I confess that I don’t keep up with events in that country. Despite its importance as part of NATO, and its proximity to countries engaged in ongoing conflict, most of us regard it as a holiday destination; a place steeped in its own marvellous history, as well as offering good weather and excellent beaches. I watched a news report this year about the shift back to a more Islamic lifestyle by some of the citizens, but this was contrasted by TV advertisements for the new technology industries there, and others urging tourists to visit the diverse places the country has to offer.
Since the fall of the Ottoman Empire, and the Turks choosing the ‘wrong side’ during World War One, the image of Turkey has changed a great deal to the outside world. Not helped by their annexation of Northern Cyprus in 1974, or their harsh treatment of Communists and Kurdish separatists in their own country, their governments have been observed to have become rather militaristic and harsh. Before the recent events, Turkey has been subjected to at least three military coups since 1960, as well as other attempted ones.
Tourism is an important part of Turkish income, it is worth an estimated $40 billion a year to the country. So civil unrest, the increasing influence of Islamic clerics, and not least gunfire on the streets of Istanbul, can only result in a sharp decline in tourism from western countries. The current leader, President Erdogan, has been portrayed as a friend of the west in the past, and known to be keen to negotiate his country’s membership of the EU. Despite suppressing the free press in Turkey, and having a dubious record on human rights, his government’s collaboration over the refugee crisis has led to him being praised by some western leaders.
Then we are all shocked to read about the news of an attempted coup, with the associated violence, and severe recriminations that followed its failure. Like most people, I had never heard of the man credited with the following that caused the revolt, Fetullah Gulen. So I read a little about him, and was not surprised by what I discovered. This man is a former ally of President Erdogan, who was implicated in a financial scandal before fleeing to ‘self-imposed exile’ in the USA. The Americans currently refuse to extradite him to face trial, and he resides in Pennsylvania, apparently living quite well. His policies appear to offer a more social-based version of an Islamic society, and it was supposedly his followers who backed the recent coup attempt.

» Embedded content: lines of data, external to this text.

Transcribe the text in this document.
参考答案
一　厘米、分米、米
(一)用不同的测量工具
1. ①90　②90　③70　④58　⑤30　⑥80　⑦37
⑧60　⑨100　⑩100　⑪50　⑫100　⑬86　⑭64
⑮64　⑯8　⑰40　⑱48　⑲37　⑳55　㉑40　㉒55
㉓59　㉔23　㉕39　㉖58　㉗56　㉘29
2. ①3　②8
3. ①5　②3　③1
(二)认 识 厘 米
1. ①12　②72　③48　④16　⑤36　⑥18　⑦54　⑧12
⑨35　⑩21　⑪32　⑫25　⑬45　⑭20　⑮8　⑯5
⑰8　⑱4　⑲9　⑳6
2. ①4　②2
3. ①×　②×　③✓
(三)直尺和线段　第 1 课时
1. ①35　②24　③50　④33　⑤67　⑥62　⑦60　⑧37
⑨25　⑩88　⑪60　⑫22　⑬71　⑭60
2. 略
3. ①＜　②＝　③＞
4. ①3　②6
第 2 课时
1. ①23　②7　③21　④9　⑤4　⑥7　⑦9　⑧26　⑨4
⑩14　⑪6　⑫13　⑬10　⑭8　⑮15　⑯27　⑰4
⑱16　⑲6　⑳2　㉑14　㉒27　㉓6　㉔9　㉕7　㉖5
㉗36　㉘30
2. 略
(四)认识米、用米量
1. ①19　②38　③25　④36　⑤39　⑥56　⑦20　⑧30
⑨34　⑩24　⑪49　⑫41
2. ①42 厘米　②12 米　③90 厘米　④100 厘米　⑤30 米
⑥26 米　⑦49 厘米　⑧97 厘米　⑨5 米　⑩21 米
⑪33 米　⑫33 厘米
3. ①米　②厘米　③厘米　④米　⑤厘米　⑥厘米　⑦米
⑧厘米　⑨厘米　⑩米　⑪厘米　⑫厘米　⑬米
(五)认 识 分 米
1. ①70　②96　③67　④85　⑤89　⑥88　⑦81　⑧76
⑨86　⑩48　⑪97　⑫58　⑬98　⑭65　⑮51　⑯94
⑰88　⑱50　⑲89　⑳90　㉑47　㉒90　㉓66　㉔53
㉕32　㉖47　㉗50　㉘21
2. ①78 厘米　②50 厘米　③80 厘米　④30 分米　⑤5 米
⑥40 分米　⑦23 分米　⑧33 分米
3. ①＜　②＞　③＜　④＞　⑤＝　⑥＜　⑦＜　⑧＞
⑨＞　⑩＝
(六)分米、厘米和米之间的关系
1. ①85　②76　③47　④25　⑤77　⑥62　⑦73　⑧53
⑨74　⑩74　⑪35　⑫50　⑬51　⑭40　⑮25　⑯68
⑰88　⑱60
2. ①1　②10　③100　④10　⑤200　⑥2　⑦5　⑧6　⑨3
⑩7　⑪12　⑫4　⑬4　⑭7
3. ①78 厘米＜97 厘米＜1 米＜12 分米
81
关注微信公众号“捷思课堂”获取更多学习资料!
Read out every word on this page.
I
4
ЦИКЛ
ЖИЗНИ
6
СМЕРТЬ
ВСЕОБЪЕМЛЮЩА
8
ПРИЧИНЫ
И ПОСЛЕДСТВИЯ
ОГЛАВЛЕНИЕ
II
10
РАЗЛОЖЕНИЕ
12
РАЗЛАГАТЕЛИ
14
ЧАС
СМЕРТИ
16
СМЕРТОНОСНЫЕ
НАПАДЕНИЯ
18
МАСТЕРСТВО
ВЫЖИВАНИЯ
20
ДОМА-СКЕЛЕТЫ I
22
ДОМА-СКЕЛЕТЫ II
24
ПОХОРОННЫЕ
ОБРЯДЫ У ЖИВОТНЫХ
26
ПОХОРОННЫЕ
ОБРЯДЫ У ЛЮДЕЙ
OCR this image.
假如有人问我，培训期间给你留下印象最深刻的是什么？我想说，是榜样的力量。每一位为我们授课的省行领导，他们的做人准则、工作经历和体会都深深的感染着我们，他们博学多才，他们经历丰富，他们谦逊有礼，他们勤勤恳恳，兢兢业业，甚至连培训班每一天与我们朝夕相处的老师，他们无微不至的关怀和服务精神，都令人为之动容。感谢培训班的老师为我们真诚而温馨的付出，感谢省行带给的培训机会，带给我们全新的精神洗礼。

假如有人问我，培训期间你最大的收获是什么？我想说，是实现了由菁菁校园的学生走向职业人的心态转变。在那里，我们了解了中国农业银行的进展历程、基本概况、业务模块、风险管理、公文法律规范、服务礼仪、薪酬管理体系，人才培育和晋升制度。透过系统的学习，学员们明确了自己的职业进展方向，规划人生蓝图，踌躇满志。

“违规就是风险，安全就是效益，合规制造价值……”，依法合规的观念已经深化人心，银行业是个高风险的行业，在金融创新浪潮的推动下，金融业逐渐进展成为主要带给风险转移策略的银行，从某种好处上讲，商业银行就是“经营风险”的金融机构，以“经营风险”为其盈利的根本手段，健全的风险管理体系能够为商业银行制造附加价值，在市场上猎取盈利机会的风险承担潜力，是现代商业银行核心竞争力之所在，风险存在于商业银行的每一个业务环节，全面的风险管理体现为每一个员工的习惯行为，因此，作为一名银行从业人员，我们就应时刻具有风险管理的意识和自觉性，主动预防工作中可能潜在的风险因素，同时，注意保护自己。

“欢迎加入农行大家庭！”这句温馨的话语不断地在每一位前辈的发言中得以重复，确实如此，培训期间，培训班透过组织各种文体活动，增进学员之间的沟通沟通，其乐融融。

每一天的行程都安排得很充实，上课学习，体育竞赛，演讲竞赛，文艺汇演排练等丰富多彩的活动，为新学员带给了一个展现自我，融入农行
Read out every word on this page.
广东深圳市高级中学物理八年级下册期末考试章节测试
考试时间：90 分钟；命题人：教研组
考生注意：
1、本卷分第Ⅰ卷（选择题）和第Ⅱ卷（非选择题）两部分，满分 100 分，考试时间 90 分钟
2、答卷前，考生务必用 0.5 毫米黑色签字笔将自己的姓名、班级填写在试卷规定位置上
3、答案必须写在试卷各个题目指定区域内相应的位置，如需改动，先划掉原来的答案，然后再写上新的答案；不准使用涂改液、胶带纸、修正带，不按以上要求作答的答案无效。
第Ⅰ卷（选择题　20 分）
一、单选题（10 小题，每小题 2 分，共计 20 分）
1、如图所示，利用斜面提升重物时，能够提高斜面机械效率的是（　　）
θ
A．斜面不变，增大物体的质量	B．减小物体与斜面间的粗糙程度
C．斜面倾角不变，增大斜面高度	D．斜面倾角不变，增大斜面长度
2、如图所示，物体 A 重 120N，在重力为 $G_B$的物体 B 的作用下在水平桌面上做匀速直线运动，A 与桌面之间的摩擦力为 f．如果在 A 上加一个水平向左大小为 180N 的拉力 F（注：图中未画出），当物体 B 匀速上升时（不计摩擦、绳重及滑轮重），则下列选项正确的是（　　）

It looks as if it will be impossible to get to the truth of any of these issues. Gulen would seem, at least to this cynical observer, to enjoy the support and backing of America, who may well have been heavily involved in the recent coup. Erdogan has used this incident to clamp down on any suspected follower of his opponent, with tens of thousands of Turks either arrested, or dismissed from government jobs. After all the dust settles, the only real losers will be the people of Turkey, of that I am certain.